Handelshögskolan at the University of Gothenburg accesses EuroHPC JU supercomputer Karolina!
While the global economy is facing very uncertain times, there has been a soaring number of retail investors, adding up to as much as one third of capital market investors as of 2021 (Financial Times). Due to increased interest in capital market investments by the wide public, firms’ incentives to provide information that attracts investors’ attention have also increased. An important question that remains open, however, is the extent to which this information overload is useful to capital markets.
As part of this project, the team at Handelshögskolan study the type and content of financial information that is important to investors’ decision-making. They focus on Earning Conference Calls (ECCs) as a dynamic setting which captures not only managements’ intended disclosure but also financial analysts’ information demand.
Using all ECCs from 2006 to 2020, they implement a pipeline of several natural language processing algorithms to measure information content, specificity and novelty during the discussions between analysts and managers. More specifically, they implement Gensim LDA topic modelling, Stanford Stanza Name Entity Recognition and Cosine Similarity measure.
The access to EuroHPC supercomputing resources allows the team at Göteborg University to combine such algorithms and run over a very large data set.

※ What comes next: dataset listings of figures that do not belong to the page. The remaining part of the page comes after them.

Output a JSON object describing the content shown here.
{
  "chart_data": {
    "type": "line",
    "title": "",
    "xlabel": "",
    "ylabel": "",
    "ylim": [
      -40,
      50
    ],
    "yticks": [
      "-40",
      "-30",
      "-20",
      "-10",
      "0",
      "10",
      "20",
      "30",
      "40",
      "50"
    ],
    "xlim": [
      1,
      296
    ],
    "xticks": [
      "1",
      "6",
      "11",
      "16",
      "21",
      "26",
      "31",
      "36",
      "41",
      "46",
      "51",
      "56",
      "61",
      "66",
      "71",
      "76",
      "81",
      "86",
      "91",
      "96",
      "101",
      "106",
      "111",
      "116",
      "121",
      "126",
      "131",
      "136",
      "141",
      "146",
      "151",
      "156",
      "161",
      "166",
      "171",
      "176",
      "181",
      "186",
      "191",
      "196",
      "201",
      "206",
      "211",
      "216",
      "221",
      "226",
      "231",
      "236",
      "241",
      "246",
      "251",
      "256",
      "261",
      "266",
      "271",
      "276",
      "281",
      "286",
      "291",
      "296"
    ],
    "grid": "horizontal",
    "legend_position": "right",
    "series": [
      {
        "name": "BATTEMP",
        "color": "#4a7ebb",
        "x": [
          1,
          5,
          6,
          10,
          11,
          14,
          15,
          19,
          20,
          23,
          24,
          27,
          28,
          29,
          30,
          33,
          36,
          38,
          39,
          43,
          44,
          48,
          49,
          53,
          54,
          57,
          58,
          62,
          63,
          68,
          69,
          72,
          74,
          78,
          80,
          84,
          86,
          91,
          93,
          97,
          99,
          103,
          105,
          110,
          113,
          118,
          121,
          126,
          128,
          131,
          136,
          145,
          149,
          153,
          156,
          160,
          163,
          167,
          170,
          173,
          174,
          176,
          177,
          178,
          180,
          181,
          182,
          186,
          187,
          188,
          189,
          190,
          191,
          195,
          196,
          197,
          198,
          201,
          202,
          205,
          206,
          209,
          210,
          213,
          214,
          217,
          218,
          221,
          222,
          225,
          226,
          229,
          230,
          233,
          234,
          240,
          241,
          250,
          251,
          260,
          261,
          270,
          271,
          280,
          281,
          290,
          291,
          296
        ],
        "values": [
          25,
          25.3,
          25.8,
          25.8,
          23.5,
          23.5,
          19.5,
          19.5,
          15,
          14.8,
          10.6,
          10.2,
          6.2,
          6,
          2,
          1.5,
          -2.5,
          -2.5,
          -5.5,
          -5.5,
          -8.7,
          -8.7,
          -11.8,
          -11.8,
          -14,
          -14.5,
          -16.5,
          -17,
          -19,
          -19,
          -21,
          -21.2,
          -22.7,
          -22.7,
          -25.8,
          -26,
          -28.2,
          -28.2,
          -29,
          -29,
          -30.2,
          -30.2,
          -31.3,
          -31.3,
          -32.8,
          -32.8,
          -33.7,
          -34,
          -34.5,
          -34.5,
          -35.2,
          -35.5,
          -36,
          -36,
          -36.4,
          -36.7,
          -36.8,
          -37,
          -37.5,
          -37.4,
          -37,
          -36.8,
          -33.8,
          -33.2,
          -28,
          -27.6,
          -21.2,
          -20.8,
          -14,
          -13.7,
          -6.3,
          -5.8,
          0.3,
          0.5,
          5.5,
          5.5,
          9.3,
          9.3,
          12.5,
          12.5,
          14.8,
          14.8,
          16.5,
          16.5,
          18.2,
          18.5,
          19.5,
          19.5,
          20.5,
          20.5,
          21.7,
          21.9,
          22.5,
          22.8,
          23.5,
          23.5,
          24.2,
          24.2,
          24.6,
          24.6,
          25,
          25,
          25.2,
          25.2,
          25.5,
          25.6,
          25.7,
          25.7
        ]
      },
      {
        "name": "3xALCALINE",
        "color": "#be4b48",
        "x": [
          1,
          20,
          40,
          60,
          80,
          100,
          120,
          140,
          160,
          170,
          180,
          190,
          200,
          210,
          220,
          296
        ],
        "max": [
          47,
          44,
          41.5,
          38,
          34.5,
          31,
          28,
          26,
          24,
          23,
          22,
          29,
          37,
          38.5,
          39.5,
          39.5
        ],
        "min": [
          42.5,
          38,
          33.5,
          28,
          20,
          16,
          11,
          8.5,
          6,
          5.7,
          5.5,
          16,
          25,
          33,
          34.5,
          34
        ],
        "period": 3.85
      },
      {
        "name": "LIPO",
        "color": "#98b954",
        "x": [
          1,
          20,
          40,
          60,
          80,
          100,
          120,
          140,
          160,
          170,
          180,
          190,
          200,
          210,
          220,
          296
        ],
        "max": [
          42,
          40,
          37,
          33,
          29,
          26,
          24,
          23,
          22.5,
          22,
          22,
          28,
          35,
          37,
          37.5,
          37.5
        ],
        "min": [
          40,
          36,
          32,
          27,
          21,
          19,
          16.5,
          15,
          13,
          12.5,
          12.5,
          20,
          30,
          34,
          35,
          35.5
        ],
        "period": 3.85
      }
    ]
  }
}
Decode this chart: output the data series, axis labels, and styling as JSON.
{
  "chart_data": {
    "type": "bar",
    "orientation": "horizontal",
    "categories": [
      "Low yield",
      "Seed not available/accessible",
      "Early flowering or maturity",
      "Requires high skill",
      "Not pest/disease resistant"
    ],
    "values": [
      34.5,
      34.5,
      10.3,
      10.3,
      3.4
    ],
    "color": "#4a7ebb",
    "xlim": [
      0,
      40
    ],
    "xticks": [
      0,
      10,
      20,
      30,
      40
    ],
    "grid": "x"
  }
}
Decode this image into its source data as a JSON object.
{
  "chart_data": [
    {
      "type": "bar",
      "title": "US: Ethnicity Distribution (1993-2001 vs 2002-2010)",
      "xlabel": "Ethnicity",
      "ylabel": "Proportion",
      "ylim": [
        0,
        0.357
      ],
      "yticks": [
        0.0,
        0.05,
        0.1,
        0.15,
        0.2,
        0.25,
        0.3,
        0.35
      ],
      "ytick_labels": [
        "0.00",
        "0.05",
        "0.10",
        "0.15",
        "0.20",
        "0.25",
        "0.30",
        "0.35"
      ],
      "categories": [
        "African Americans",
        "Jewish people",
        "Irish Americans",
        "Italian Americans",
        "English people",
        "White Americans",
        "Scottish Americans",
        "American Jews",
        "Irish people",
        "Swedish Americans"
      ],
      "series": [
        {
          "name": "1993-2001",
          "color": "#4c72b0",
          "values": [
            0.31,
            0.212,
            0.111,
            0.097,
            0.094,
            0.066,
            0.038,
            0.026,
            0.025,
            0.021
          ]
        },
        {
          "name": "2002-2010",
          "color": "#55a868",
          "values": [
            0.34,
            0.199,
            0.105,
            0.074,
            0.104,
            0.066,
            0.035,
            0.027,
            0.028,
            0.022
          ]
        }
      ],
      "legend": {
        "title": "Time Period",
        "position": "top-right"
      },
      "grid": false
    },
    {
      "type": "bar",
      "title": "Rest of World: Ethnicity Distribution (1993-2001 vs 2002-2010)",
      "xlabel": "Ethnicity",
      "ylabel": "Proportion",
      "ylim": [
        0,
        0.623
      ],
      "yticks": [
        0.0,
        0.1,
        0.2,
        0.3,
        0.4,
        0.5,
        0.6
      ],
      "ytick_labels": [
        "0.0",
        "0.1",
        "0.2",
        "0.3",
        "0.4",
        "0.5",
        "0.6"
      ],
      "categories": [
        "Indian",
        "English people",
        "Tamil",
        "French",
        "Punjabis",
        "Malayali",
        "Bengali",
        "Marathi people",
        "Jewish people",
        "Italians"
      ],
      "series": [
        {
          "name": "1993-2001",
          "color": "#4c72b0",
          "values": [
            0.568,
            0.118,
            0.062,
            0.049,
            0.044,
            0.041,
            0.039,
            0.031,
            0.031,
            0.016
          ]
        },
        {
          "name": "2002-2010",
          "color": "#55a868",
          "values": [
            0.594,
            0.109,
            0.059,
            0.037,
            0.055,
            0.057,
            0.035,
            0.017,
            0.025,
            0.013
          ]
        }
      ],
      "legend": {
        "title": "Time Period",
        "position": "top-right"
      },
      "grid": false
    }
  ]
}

Based on the results, they will document that analysts’ impact on managements’ disclosure is dependent on question features in terms of the level of detail and novelty demanded. Furthermore, they show that information specificity and novelty are not captured by investors immediately after calls, potentially due to the complex nature of such information. New and detailed information may be more informative to more sophisticated users, such as financial analysts, in terms of improving forecast accuracy and dispersion.